Imprimerie Beauregard (p. 75-87).


CONVOI FANTÔME


Pour ma part, je n’avais jamais cru aux manifestations insolites qu’on attribue aux citoyens d’Outre-Tombe. Je niais, ayant toujours été d’une complète indifférence pour ce qui touche, de près ou de loin, aux mystères occultes.

Aussi, lorsque notre ami commun, Janvier Bordeau, rédacteur des dépêches à la Lumière, voulut un soir exprimer ses théories sur l’Au delà, et nous faire admettre la fréquence des « avertissements » et des apparitions, j’accordai mes suffrages aux rieurs et, avec eux, je criblai l’excellent Janvier de sarcasmes, que je pensais alors fort spirituels.

— Allons donc, réclama Jean Descaves, tu sais bien qu’il n’y a rien de surnaturel.

— De l’extraordinaire, tout au plus, décida Jacques Lémery.

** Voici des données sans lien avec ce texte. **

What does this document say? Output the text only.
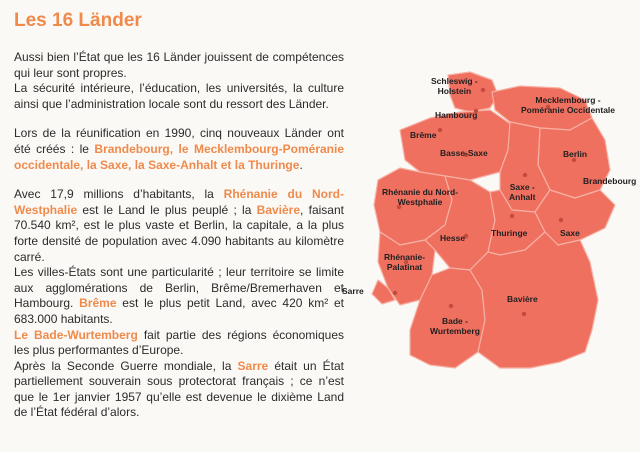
Les 16 Länder

Aussi bien l’État que les 16 Länder jouissent de compétences qui leur sont propres.
La sécurité intérieure, l’éducation, les universités, la culture ainsi que l’administration locale sont du ressort des Länder.

Lors de la réunification en 1990, cinq nouveaux Länder ont été créés : le Brandebourg, le Mecklembourg-Poméranie occidentale, la Saxe, la Saxe-Anhalt et la Thuringe.

Avec 17,9 millions d’habitants, la Rhénanie du Nord-Westphalie est le Land le plus peuplé ; la Bavière, faisant 70.540 km², est le plus vaste et Berlin, la capitale, a la plus forte densité de population avec 4.090 habitants au kilomètre carré.
Les villes-États sont une particularité ; leur territoire se limite aux agglomérations de Berlin, Brême/Bremerhaven et Hambourg. Brême est le plus petit Land, avec 420 km² et 683.000 habitants.
Le Bade-Wurtemberg fait partie des régions économiques les plus performantes d’Europe.
Après la Seconde Guerre mondiale, la Sarre était un État partiellement souverain sous protectorat français ; ce n’est que le 1er janvier 1957 qu’elle est devenue le dixième Land de l’État fédéral d’alors.

Schleswig -
Holstein
Mecklembourg -
Poméranie Occidentale
Hambourg
Brême
Berlin
Basse-Saxe
Brandebourg
Rhénanie du Nord-
Westphalie
Saxe -
Anhalt
Hesse	Thuringe	Saxe
Rhénanie-
Palatinat
Sarre
Bavière
Bade -
Wurtemberg
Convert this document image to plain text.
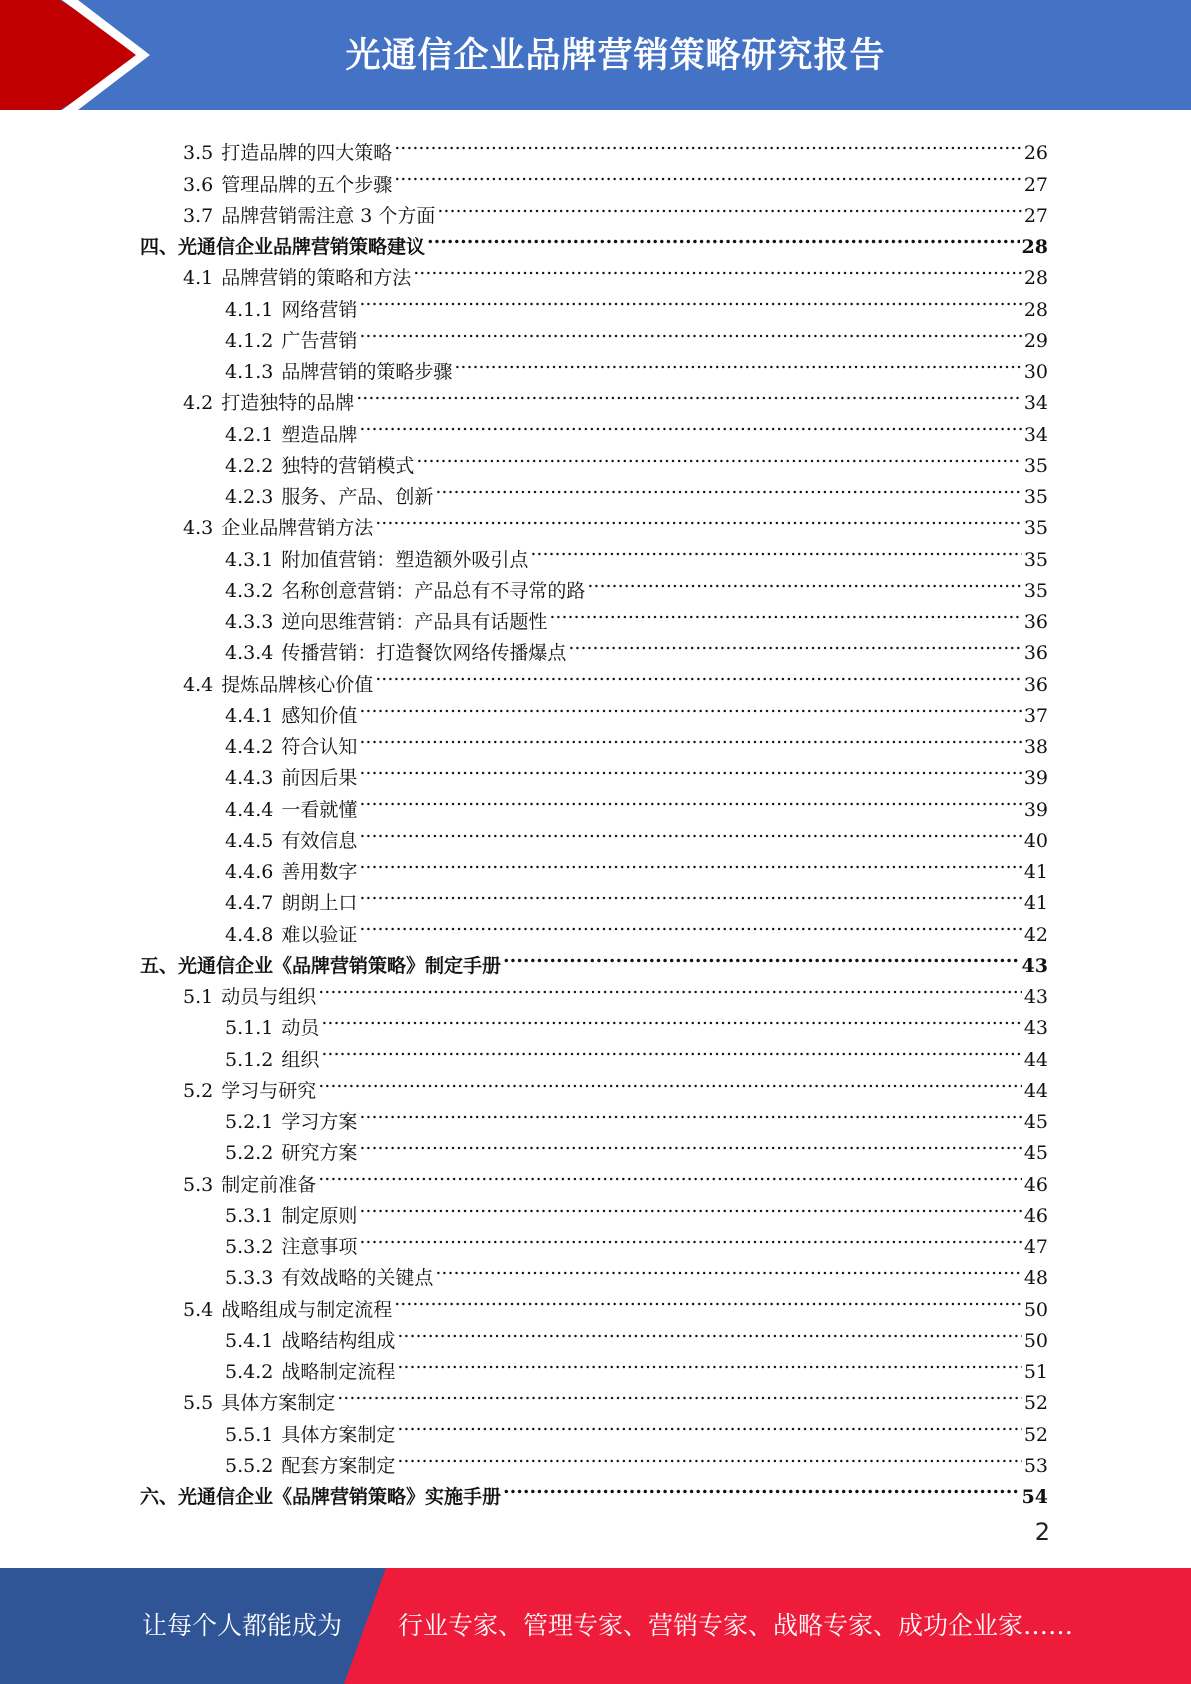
光通信企业品牌营销策略研究报告
3.5 打造品牌的四大策略 .....	26
3.6 管理品牌的五个步骤 .....	27
3.7 品牌营销需注意 3 个方面 .....	27
四、 光通信企业品牌营销策略建议 .....	28
4.1 品牌营销的策略和方法 .....	28
4.1.1 网络营销 .....	28
4.1.2 广告营销 .....	29
4.1.3 品牌营销的策略步骤 .....	30
4.2 打造独特的品牌 .....	34
4.2.1 塑造品牌 .....	34
4.2.2 独特的营销模式 .....	35
4.2.3 服务、产品、创新 .....	35
4.3 企业品牌营销方法 .....	35
4.3.1 附加值营销：塑造额外吸引点 .....	35
4.3.2 名称创意营销：产品总有不寻常的路 .....	35
4.3.3 逆向思维营销：产品具有话题性 .....	36
4.3.4 传播营销：打造餐饮网络传播爆点 .....	36
4.4 提炼品牌核心价值 .....	36
4.4.1 感知价值 .....	37
4.4.2 符合认知 .....	38
4.4.3 前因后果 .....	39
4.4.4 一看就懂 .....	39
4.4.5 有效信息 .....	40
4.4.6 善用数字 .....	41
4.4.7 朗朗上口 .....	41
4.4.8 难以验证 .....	42
五、 光通信企业《品牌营销策略》制定手册 .....	43
5.1 动员与组织 .....	43
5.1.1 动员 .....	43
5.1.2 组织 .....	44
5.2 学习与研究 .....	44
5.2.1 学习方案 .....	45
5.2.2 研究方案 .....	45
5.3 制定前准备 .....	46
5.3.1 制定原则 .....	46
5.3.2 注意事项 .....	47
5.3.3 有效战略的关键点 .....	48
5.4 战略组成与制定流程 .....	50
5.4.1 战略结构组成 .....	50
5.4.2 战略制定流程 .....	51
5.5 具体方案制定 .....	52
5.5.1 具体方案制定 .....	52
5.5.2 配套方案制定 .....	53
六、 光通信企业《品牌营销策略》实施手册 .....	54
2
让每个人都能成为 行业专家、管理专家、营销专家、战略专家、成功企业家……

— Tout ce qui arrive est possible, pontifia un troisième ; c’est notre ignorance qui nous fait voir du miracle dans ce qui est naturel, mais incompréhensible.

Une discussion assez vive s’était engagée entre Bordeau et les quatre ou cinq journalistes.

On avait parlé des légendes de la Veillée des Morts et, enfin, des aventures inexplicables qui mettent parfois, selon quelques-uns, les vivants en communication avec les trépassés.

Les opinions les plus bizarres, les plus drôles, comme les plus profondes, s’étaient suivies dans cette dissertation tapageuse. On récusait, on admettait de part et d’autre. Jamais cacophonie semblable de réparties ne s’était fait entendre dans le sanetum de la rédaction.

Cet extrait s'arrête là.